10 Nov 1997 (1.03) Use Socket.pm to get socket definitions. Fixed a tainting problem under perl 5.004. Fixed problem with spurious line breaks when using doc macros. 30 Sept 1997 (1.02) Amended some of the character entities. Fixed a couple of standalone server regression bugs. Script now runs with -T taint checking. 22 Sept 1997 (1.01) Introduction of version numbers. Table spanning fixes. No longer introduces broken links when invoked on a file from the command line. 11 Sept 1997 (1.00) First release. May - Aug 1997 Initial development
Use of newer HTML features (especially style sheets) would improve the look of the pages produced.

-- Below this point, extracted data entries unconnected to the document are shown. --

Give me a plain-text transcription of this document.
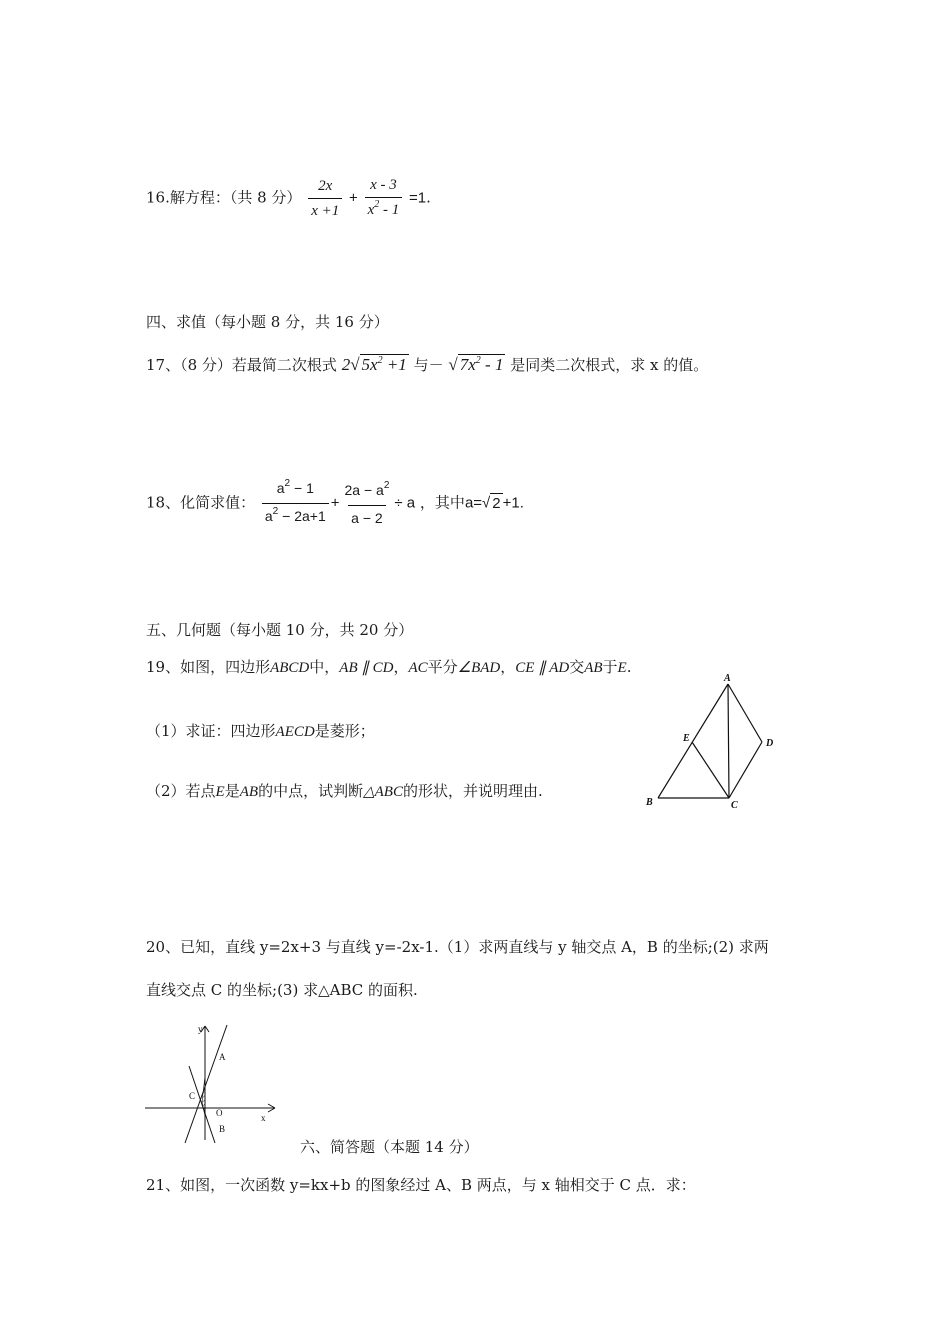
16.解方程：（共 8 分） $\frac{2x}{x +1} + \frac{x - 3}{x^2 - 1} =1$.
四、求值（每小题 8 分，共 16 分）
17、（8 分）若最简二次根式 2√ $5x^2 +1$ 与－ √ $7x^2 - 1$ 是同类二次根式，求 x 的值。
18、化简求值： $\frac{a^2 - 1}{a^2 - 2a+1} + \frac{2a - a^2}{a - 2} \div a$ ，其中a=√ 2 +1.
五、几何题（每小题 10 分，共 20 分）
19、如图，四边形ABCD中，AB ∥ CD，AC平分∠BAD，CE ∥ AD交AB于E.
（1）求证：四边形AECD是菱形；
（2）若点E是AB的中点，试判断△ABC的形状，并说明理由.
A
B	C
D
E
20、已知，直线 y=2x+3 与直线 y=-2x-1.（1）求两直线与 y 轴交点 A，B 的坐标;(2) 求两
直线交点 C 的坐标;(3) 求△ABC 的面积.
y
x
A
B
C
O
六、简答题（本题 14 分）
21、如图，一次函数 y=kx+b 的图象经过 A、B 两点，与 x 轴相交于 C 点．求：
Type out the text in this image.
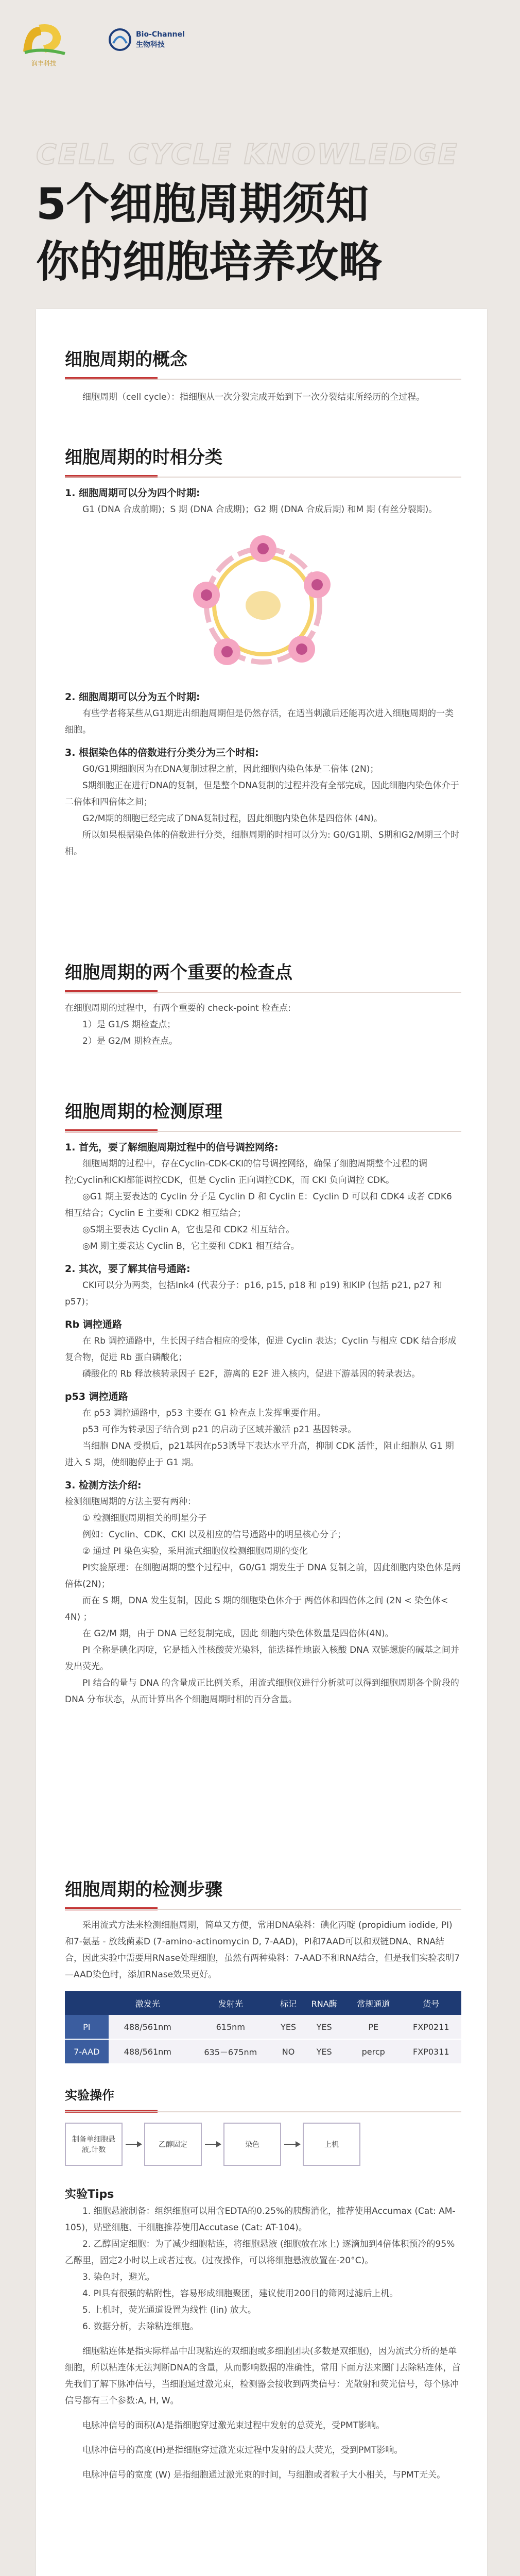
润丰科技
Bio-Channel
生物科技
CELL CYCLE KNOWLEDGE
5个细胞周期须知
你的细胞培养攻略
细胞周期的概念

细胞周期（cell cycle）：指细胞从一次分裂完成开始到下一次分裂结束所经历的全过程。

细胞周期的时相分类

1. 细胞周期可以分为四个时期:

G1 (DNA 合成前期)；S 期 (DNA 合成期)；G2 期 (DNA 合成后期) 和M 期 (有丝分裂期)。

2. 细胞周期可以分为五个时期:

有些学者将某些从G1期进出细胞周期但是仍然存活，在适当刺激后还能再次进入细胞周期的一类细胞。

3. 根据染色体的倍数进行分类分为三个时相:

G0/G1期细胞因为在DNA复制过程之前，因此细胞内染色体是二倍体 (2N)；

S期细胞正在进行DNA的复制，但是整个DNA复制的过程并没有全部完成，因此细胞内染色体介于二倍体和四倍体之间；

G2/M期的细胞已经完成了DNA复制过程，因此细胞内染色体是四倍体 (4N)。

所以如果根据染色体的倍数进行分类，细胞周期的时相可以分为: G0/G1期、S期和G2/M期三个时相。

细胞周期的两个重要的检查点

在细胞周期的过程中，有两个重要的 check-point 检查点:

1）是 G1/S 期检查点；

2）是 G2/M 期检查点。

细胞周期的检测原理

1. 首先，要了解细胞周期过程中的信号调控网络:

细胞周期的过程中，存在Cyclin-CDK-CKI的信号调控网络，确保了细胞周期整个过程的调控;Cyclin和CKI都能调控CDK，但是 Cyclin 正向调控CDK，而 CKI 负向调控 CDK。

◎G1 期主要表达的 Cyclin 分子是 Cyclin D 和 Cyclin E：Cyclin D 可以和 CDK4 或者 CDK6 相互结合；Cyclin E 主要和 CDK2 相互结合；

◎S期主要表达 Cyclin A，它也是和 CDK2 相互结合。

◎M 期主要表达 Cyclin B，它主要和 CDK1 相互结合。

2. 其次，要了解其信号通路:

CKI可以分为两类，包括Ink4 (代表分子：p16, p15, p18 和 p19) 和KIP (包括 p21, p27 和 p57)；

Rb 调控通路

在 Rb 调控通路中，生长因子结合相应的受体，促进 Cyclin 表达；Cyclin 与相应 CDK 结合形成复合物，促进 Rb 蛋白磷酸化；

磷酸化的 Rb 释放核转录因子 E2F，游离的 E2F 进入核内，促进下游基因的转录表达。

p53 调控通路

在 p53 调控通路中，p53 主要在 G1 检查点上发挥重要作用。

p53 可作为转录因子结合到 p21 的启动子区域并激活 p21 基因转录。

当细胞 DNA 受损后，p21基因在p53诱导下表达水平升高，抑制 CDK 活性，阻止细胞从 G1 期进入 S 期，使细胞停止于 G1 期。

3. 检测方法介绍:

检测细胞周期的方法主要有两种：

① 检测细胞周期相关的明星分子

例如：Cyclin、CDK、CKI 以及相应的信号通路中的明星核心分子；

② 通过 PI 染色实验，采用流式细胞仪检测细胞周期的变化

PI实验原理：在细胞周期的整个过程中，G0/G1 期发生于 DNA 复制之前，因此细胞内染色体是两倍体(2N)；

而在 S 期，DNA 发生复制，因此 S 期的细胞染色体介于 两倍体和四倍体之间 (2N < 染色体< 4N) ；

在 G2/M 期，由于 DNA 已经复制完成，因此 细胞内染色体数量是四倍体(4N)。

PI 全称是碘化丙啶，它是插入性核酸荧光染料，能选择性地嵌入核酸 DNA 双链螺旋的碱基之间并发出荧光。

PI 结合的量与 DNA 的含量成正比例关系，用流式细胞仪进行分析就可以得到细胞周期各个阶段的 DNA 分布状态，从而计算出各个细胞周期时相的百分含量。

细胞周期的检测步骤

采用流式方法来检测细胞周期，简单又方便，常用DNA染料：碘化丙啶 (propidium iodide, PI) 和7-氨基 - 放线菌素D (7-amino-actinomycin D, 7-AAD)，PI和7AAD可以和双链DNA、RNA结合，因此实验中需要用RNase处理细胞，虽然有两种染料：7-AAD不和RNA结合，但是我们实验表明7—AAD染色时，添加RNase效果更好。

	激发光	发射光	标记	RNA酶	常规通道	货号
PI	488/561nm	615nm	YES	YES	PE	FXP0211
7-AAD	488/561nm	635－675nm	NO	YES	percp	FXP0311
实验操作
制备单细胞悬液,计数
乙醇固定	染色	上机

实验Tips

1. 细胞悬液制备：组织细胞可以用含EDTA的0.25%的胰酶消化，推荐使用Accumax (Cat: AM-105)，贴壁细胞、干细胞推荐使用Accutase (Cat: AT-104)。

2. 乙醇固定细胞：为了减少细胞粘连，将细胞悬液 (细胞放在冰上) 逐滴加到4倍体积预冷的95%乙醇里，固定2小时以上或者过夜。(过夜操作，可以将细胞悬液放置在-20°C)。

3. 染色时，避光。

4. PI具有很强的粘附性，容易形成细胞聚团，建议使用200目的筛网过滤后上机。

5. 上机时，荧光通道设置为线性 (lin) 放大。

6. 数据分析，去除粘连细胞。

细胞粘连体是指实际样品中出现粘连的双细胞或多细胞团块(多数是双细胞)，因为流式分析的是单细胞，所以粘连体无法判断DNA的含量，从而影响数据的准确性，常用下面方法来圈门去除粘连体，首先我们了解下脉冲信号，当细胞通过激光束，检测器会接收到两类信号：光散射和荧光信号，每个脉冲信号都有三个参数:A, H, W。

电脉冲信号的面积(A)是指细胞穿过激光束过程中发射的总荧光，受PMT影响。

电脉冲信号的高度(H)是指细胞穿过激光束过程中发射的最大荧光，受到PMT影响。

电脉冲信号的宽度 (W) 是指细胞通过激光束的时间，与细胞或者粒子大小相关，与PMT无关。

manServer gets confused by some tags, particular within poorly structured manual pages. Some people write some very peculiar manual pages and working out what semantic layout they actually meant from the inconsistent layout tags they used becomes more and more of a lost cause...
Searching man pages (either a free text search or in the manner of apropos(1)) is not yet implemented.
The order of parsing and processing troff input (especially things like special character codes) differs from troff and there may still be one or two bugs in certain situations, eg. where text is parsed twice, contains backslashes and/or angle brackets, or where it interacts with eqn or tbl emulation.
Tags like .B without an argument should apply to the next input line.
\fP should restore previous font, not always revert to roman.
Styles that span more than one tbl table cell need to be set and reset for each HTML table cell.
Various additional directives, including setting indent (.in), multi-line conditionals, renaming registers and macros, and diverts could and should all be implemented.
Different Unix platforms may define their own man macro package with variations from those implemented here. manServer has been tested with pages under SunOS, Solaris and Debian Linux.